COMMENT: Dear Mr. Armstrong,
Really glad that you again warn us of impending famine moving into 2020 – 2030 and give us ample time to prepare though many still do not believe in your forecast. Your blog have done a great service to humankind.
Also pertaining to your recent article pertaining to skills needed to be a successful traders or fund managers. I tend to agree that going against majority view at important turning points require nerve of steel to pull the trigger. Not many can do it as emotions can overwhelm our decisions. Being a fund manager myself, I find that how we perform and react during bear markets, crisis and panic moments will distinguish me from others (my peers). During rising tide, our performance mask our real ability to handle crisis.
As you say, life is a journey of learning. Socrates provides a valuable tool for my investing journey while your blog helps in allowing me to view the world in different dimensions. I do make mistakes along the way but thank God I become a better investor as day goes by.
REPLY: Yes. Funds that are just a buy and hold are not traders. The regulation also creates much of the problem. Because we have the CFTC and the SEC, these two agencies do FAR MORE HARM than good. They each have their own lobbyists to retain and expand their power. I was once offered a fund to manage in the USA with $50 billion+.
The problem that confronted me was the blunt fact it was a buy and hold affair. Because it was equity, it would come under the SEC. I would not be allowed to hedge using futures greater than 15% at the time or else I would then violate the CFTC rules and cross into a futures fund. This was all because of a turf war between the two agencies. In other words, if I saw an imminent crash, I could not protect my clients by hedging more than 15%. You had to sell outright everything, which would then also raise red flags.
I turned down the offer for I felt my reputation would be destroyed because I would have to suffer a serious loss and could not prevent it. That was why hedge funds were created offshore because you could not trade everything due to regulation to create government jobs rather than provide the best management service for investors.

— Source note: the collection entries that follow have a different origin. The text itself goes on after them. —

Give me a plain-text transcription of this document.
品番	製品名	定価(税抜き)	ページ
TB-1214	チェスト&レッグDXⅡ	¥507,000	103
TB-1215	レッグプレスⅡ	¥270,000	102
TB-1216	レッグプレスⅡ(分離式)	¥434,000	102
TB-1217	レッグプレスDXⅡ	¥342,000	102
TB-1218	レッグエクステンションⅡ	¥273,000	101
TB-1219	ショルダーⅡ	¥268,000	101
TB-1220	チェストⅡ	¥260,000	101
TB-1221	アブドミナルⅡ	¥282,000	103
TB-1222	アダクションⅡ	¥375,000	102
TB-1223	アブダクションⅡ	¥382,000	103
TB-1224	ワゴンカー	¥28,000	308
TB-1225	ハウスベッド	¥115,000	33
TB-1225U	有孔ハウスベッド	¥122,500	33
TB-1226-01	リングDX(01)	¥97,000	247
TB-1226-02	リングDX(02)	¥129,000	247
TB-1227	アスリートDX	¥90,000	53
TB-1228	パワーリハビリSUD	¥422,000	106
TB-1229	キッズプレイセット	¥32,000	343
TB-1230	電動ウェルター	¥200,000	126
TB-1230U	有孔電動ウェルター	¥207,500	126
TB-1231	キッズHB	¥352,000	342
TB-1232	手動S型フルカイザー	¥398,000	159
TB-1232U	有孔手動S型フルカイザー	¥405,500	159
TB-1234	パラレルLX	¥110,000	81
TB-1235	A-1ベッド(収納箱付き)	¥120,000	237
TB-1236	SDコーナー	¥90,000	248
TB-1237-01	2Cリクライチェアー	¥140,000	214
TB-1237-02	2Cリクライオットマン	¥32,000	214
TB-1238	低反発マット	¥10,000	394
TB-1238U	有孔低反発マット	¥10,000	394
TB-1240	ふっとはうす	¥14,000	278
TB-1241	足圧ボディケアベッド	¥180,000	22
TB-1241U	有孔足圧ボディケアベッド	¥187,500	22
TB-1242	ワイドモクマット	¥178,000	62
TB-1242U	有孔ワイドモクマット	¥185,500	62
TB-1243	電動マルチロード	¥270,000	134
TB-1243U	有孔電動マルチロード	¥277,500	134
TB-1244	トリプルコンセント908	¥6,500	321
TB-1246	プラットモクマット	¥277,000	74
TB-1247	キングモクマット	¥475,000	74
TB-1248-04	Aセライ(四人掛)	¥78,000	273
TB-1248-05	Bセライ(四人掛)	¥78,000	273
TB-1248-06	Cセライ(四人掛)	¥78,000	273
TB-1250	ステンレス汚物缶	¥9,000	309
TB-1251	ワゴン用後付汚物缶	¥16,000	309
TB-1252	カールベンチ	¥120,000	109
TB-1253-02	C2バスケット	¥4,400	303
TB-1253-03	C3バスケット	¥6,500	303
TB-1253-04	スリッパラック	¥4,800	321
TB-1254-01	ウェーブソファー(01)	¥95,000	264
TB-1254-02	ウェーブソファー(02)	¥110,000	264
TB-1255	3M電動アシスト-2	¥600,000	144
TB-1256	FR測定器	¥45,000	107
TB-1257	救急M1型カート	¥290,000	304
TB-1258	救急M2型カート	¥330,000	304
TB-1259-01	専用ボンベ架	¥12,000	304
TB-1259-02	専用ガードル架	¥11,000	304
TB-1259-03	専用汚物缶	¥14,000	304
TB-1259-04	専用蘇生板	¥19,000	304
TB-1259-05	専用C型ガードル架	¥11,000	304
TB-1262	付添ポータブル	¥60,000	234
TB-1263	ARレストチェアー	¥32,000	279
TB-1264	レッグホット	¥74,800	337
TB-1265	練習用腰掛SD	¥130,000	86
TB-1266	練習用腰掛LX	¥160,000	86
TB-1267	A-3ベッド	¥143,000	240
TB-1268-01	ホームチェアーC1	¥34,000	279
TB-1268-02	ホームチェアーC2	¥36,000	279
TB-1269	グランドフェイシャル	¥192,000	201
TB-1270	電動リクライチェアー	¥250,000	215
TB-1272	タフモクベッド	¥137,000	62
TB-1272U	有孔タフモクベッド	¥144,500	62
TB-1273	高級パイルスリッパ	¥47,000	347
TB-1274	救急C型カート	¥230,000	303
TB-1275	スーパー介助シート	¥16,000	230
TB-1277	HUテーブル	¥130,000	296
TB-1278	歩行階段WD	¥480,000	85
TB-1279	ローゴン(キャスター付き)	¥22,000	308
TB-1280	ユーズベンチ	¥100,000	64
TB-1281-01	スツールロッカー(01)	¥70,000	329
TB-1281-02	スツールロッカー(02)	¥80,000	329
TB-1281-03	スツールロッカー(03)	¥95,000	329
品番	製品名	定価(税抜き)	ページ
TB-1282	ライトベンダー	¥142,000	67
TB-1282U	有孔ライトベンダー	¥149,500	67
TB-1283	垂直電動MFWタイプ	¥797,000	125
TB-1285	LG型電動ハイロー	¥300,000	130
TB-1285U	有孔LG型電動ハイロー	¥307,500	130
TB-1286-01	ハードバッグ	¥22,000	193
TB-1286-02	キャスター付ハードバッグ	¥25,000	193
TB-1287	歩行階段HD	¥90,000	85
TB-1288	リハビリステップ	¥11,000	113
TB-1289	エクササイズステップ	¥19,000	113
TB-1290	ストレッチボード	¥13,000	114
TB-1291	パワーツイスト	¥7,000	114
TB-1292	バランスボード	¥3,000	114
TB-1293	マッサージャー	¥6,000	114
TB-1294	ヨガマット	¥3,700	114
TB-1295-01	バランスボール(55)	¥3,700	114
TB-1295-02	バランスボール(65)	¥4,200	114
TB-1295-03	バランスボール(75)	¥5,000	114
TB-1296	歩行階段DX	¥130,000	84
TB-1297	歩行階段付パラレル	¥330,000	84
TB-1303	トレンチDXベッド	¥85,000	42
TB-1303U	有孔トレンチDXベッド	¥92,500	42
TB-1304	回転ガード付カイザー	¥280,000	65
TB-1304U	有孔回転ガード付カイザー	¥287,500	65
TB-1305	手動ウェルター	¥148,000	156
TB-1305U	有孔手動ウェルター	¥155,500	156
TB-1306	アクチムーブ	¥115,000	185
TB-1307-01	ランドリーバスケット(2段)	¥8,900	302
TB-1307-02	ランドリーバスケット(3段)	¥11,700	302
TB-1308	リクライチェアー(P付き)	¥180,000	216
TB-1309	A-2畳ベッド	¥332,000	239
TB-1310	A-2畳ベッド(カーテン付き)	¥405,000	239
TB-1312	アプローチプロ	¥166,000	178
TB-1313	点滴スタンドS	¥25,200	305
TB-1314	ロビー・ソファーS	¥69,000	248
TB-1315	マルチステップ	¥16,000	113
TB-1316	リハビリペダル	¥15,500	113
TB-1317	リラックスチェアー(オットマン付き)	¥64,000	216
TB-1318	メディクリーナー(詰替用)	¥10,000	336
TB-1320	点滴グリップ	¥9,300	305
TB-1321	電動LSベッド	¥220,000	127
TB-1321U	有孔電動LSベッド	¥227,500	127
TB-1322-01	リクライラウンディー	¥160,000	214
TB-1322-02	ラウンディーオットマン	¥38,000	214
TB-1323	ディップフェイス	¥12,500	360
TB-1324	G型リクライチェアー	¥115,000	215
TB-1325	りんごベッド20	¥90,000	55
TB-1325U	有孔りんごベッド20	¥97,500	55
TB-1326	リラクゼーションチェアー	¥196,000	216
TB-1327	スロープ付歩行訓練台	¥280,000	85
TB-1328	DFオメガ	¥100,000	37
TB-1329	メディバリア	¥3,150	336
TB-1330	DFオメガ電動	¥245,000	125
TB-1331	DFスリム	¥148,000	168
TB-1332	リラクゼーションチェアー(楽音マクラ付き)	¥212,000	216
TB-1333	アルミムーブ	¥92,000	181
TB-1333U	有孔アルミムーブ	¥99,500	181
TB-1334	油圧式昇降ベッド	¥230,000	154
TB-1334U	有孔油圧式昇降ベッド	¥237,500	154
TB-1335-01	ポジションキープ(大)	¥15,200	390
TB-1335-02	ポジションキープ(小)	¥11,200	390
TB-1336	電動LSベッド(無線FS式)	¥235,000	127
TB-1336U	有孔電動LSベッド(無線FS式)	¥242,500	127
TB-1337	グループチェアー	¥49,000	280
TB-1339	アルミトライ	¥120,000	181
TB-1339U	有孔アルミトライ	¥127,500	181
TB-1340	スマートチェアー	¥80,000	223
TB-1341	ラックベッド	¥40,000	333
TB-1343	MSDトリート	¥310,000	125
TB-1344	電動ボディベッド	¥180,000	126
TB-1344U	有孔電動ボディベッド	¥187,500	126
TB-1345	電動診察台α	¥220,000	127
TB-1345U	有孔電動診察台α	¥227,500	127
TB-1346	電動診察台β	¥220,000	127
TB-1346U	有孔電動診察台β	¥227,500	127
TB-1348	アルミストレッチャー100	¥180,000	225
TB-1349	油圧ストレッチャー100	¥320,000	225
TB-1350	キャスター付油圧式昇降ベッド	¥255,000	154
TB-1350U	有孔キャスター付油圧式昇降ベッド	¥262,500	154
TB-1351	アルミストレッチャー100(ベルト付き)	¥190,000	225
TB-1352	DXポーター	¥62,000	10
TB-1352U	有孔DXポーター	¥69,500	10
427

Because of the regulation, the field is dominated by buy-and-hold managers who have no real trading skill because they were never allowed to trade. Then you have exchanges closing the floor trading (pits) and going all electronic. It was the floor trading that forged the souls of traders. You could smell the blood from the screams on the floor. Today, that is reduced to just flashes of light. Actually trading with other people is how you learned to trade. Dealing Rooms were set up with everybody on one floor – not in cubicles. You heard the phones ringing on every desk when the markets were hot. It was that interaction that made great traders. Eliminating that human interaction makes me wonder if we are not losing the core of understanding markets.